U.S. President Donald Trump delivers remarks on tariffs in the Rose Garden at the White House in Washington, D.C., U.S., April 2, 2025.
Carlos Barria | Reuters
The U.S. government could owe more than $175 billion in refunds to importers after the Supreme Court ruled Friday in a 6-3 decision that tariffs unilaterally imposed by President Donald Trump are illegal, a new estimate says.
The potential refunds to a broad range of companies would be for tariffs already collected by the government since Trump slapped on the duties without authorization from Congress.
The $175 billion refund estimate from the Penn Wharton Budget Model was produced at the request of the Reuters news wire service. The model is a nonpartisan fiscal research group at the University of Pennsylvania.
Multiple importers already have pending lawsuits seeking refunds of their tariffs, citing lower-court rulings that found Trump’s tariffs are not legal.
The Supreme Court ruling on Friday did not say that the federal government could keep the money it has already collected from those tariffs but didn’t explicitly address refunds.
The president had invoked the International Emergency Economic Powers Act to impose the tariffs. He was the first president to ever use IEEPA for that purpose.

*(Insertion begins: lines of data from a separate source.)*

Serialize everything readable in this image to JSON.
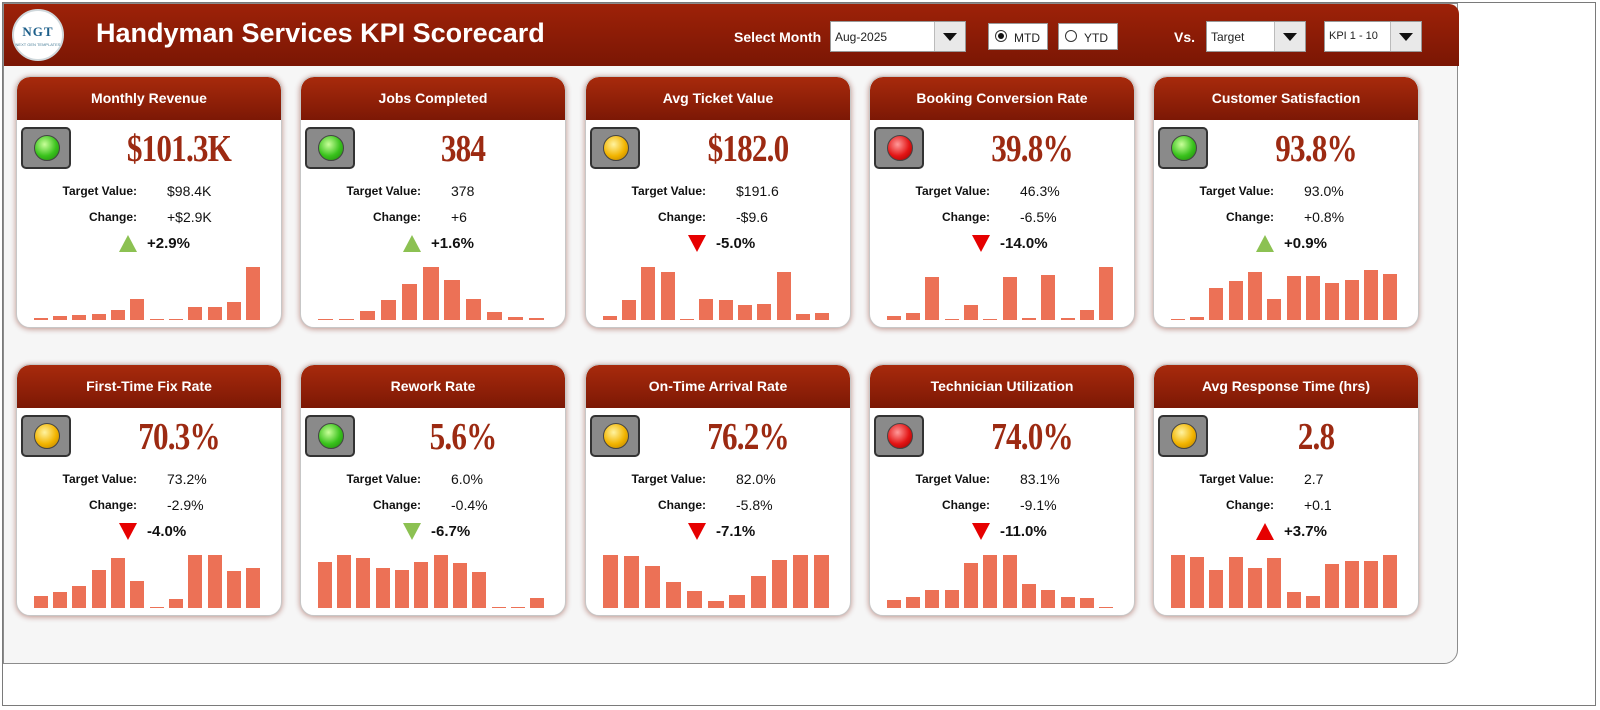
{
  "header": {
    "title": "Handyman Services KPI Scorecard",
    "logo_text": "NGT",
    "logo_sub": "NEXT GEN TEMPLATES",
    "select_month_label": "Select Month",
    "month_value": "Aug-2025",
    "mtd_label": "MTD",
    "ytd_label": "YTD",
    "period_selected": "MTD",
    "vs_label": "Vs.",
    "compare_value": "Target",
    "kpi_range_value": "KPI 1 - 10"
  },
  "colors": {
    "header_bg": "#8a1c06",
    "value_text": "#9c2a12",
    "bar": "#ec7156",
    "arrow_green": "#8cc152",
    "arrow_red": "#e60000"
  },
  "labels": {
    "target": "Target Value:",
    "change": "Change:"
  },
  "cards": [
    {
      "title": "Monthly Revenue",
      "value": "$101.3K",
      "light": "green",
      "target": "$98.4K",
      "change": "+$2.9K",
      "pct": "+2.9%",
      "arrow": "up-green",
      "trend": [
        3,
        7,
        9,
        11,
        17,
        38,
        1,
        1,
        23,
        24,
        32,
        95
      ]
    },
    {
      "title": "Jobs Completed",
      "value": "384",
      "light": "green",
      "target": "378",
      "change": "+6",
      "pct": "+1.6%",
      "arrow": "up-green",
      "trend": [
        1,
        1,
        16,
        35,
        64,
        94,
        72,
        38,
        15,
        5,
        4
      ]
    },
    {
      "title": "Avg Ticket Value",
      "value": "$182.0",
      "light": "yellow",
      "target": "$191.6",
      "change": "-$9.6",
      "pct": "-5.0%",
      "arrow": "down-red",
      "trend": [
        7,
        35,
        95,
        85,
        2,
        38,
        36,
        27,
        28,
        86,
        11,
        12
      ]
    },
    {
      "title": "Booking Conversion Rate",
      "value": "39.8%",
      "light": "red",
      "target": "46.3%",
      "change": "-6.5%",
      "pct": "-14.0%",
      "arrow": "down-red",
      "trend": [
        8,
        12,
        76,
        2,
        27,
        2,
        76,
        4,
        80,
        4,
        18,
        95
      ]
    },
    {
      "title": "Customer Satisfaction",
      "value": "93.8%",
      "light": "green",
      "target": "93.0%",
      "change": "+0.8%",
      "pct": "+0.9%",
      "arrow": "up-green",
      "trend": [
        2,
        6,
        58,
        69,
        85,
        38,
        79,
        78,
        66,
        71,
        90,
        82
      ]
    },
    {
      "title": "First-Time Fix Rate",
      "value": "70.3%",
      "light": "yellow",
      "target": "73.2%",
      "change": "-2.9%",
      "pct": "-4.0%",
      "arrow": "down-red",
      "trend": [
        22,
        28,
        40,
        68,
        90,
        49,
        2,
        16,
        95,
        95,
        66,
        71
      ]
    },
    {
      "title": "Rework Rate",
      "value": "5.6%",
      "light": "green",
      "target": "6.0%",
      "change": "-0.4%",
      "pct": "-6.7%",
      "arrow": "down-green",
      "trend": [
        82,
        95,
        90,
        71,
        67,
        82,
        95,
        80,
        64,
        2,
        2,
        18
      ]
    },
    {
      "title": "On-Time Arrival Rate",
      "value": "76.2%",
      "light": "yellow",
      "target": "82.0%",
      "change": "-5.8%",
      "pct": "-7.1%",
      "arrow": "down-red",
      "trend": [
        95,
        93,
        75,
        47,
        31,
        13,
        23,
        58,
        86,
        95,
        95
      ]
    },
    {
      "title": "Technician Utilization",
      "value": "74.0%",
      "light": "red",
      "target": "83.1%",
      "change": "-9.1%",
      "pct": "-11.0%",
      "arrow": "down-red",
      "trend": [
        14,
        20,
        33,
        33,
        80,
        95,
        95,
        42,
        32,
        20,
        17,
        2
      ]
    },
    {
      "title": "Avg Response Time (hrs)",
      "value": "2.8",
      "light": "yellow",
      "target": "2.7",
      "change": "+0.1",
      "pct": "+3.7%",
      "arrow": "up-red",
      "trend": [
        95,
        91,
        67,
        91,
        71,
        90,
        28,
        21,
        78,
        84,
        84,
        95
      ]
    }
  ]
}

Supreme Court Justice Brett Kavanaugh, one of three conservative members of the high court to dissent from Friday’s ruling, warned about the potential logistical difficulty of having to refund tariffs already collected.
“In the meantime, however, the interim effects of the Court’s decision could be substantial,” Kavanaugh wrote in his dissent.
“The United States may be required to refund billions of dollars to importers who paid the IEEPA tariffs, even though some importers may have already passed on costs to consumers or others,” he wrote.
“As was acknowledged at oral argument, the refund process is likely to be a ‘mess,'” Kavanaugh wrote.
“In addition, according to the Government, the IEEPA tariffs have helped facilitate trade deals worth trillions of dollars — including with foreign nations from China to the United Kingdom to Japan, and more,” he wrote.
“The Court’s decision could generate uncertainty regarding those trade arrangements.”
Brian LeBlanc, senior economist at PNC Financial Services Group, in a LinkedIn post Friday said “we estimate” that the IEEPA-related tariffs that have been ruled illegal constitute “roughly 60% of the tariffs issued to date.”
“That’s a big deal. Until President Trump replaces those tariffs with alternative authorities, the tariff rate just dropped from around 9.5% to around 5%,” LeBlanc wrote. “Refunds are going to be tricky, and we expect the Trump administration to replace most (but not all) of this lost tariff revenue.”
U.S. Customs and Border Protection in December said the amount of tariffs collected that would be at risk of having to be refunded was $133.5 billion.
That tally would have risen since then because of the ongoing collection of duties.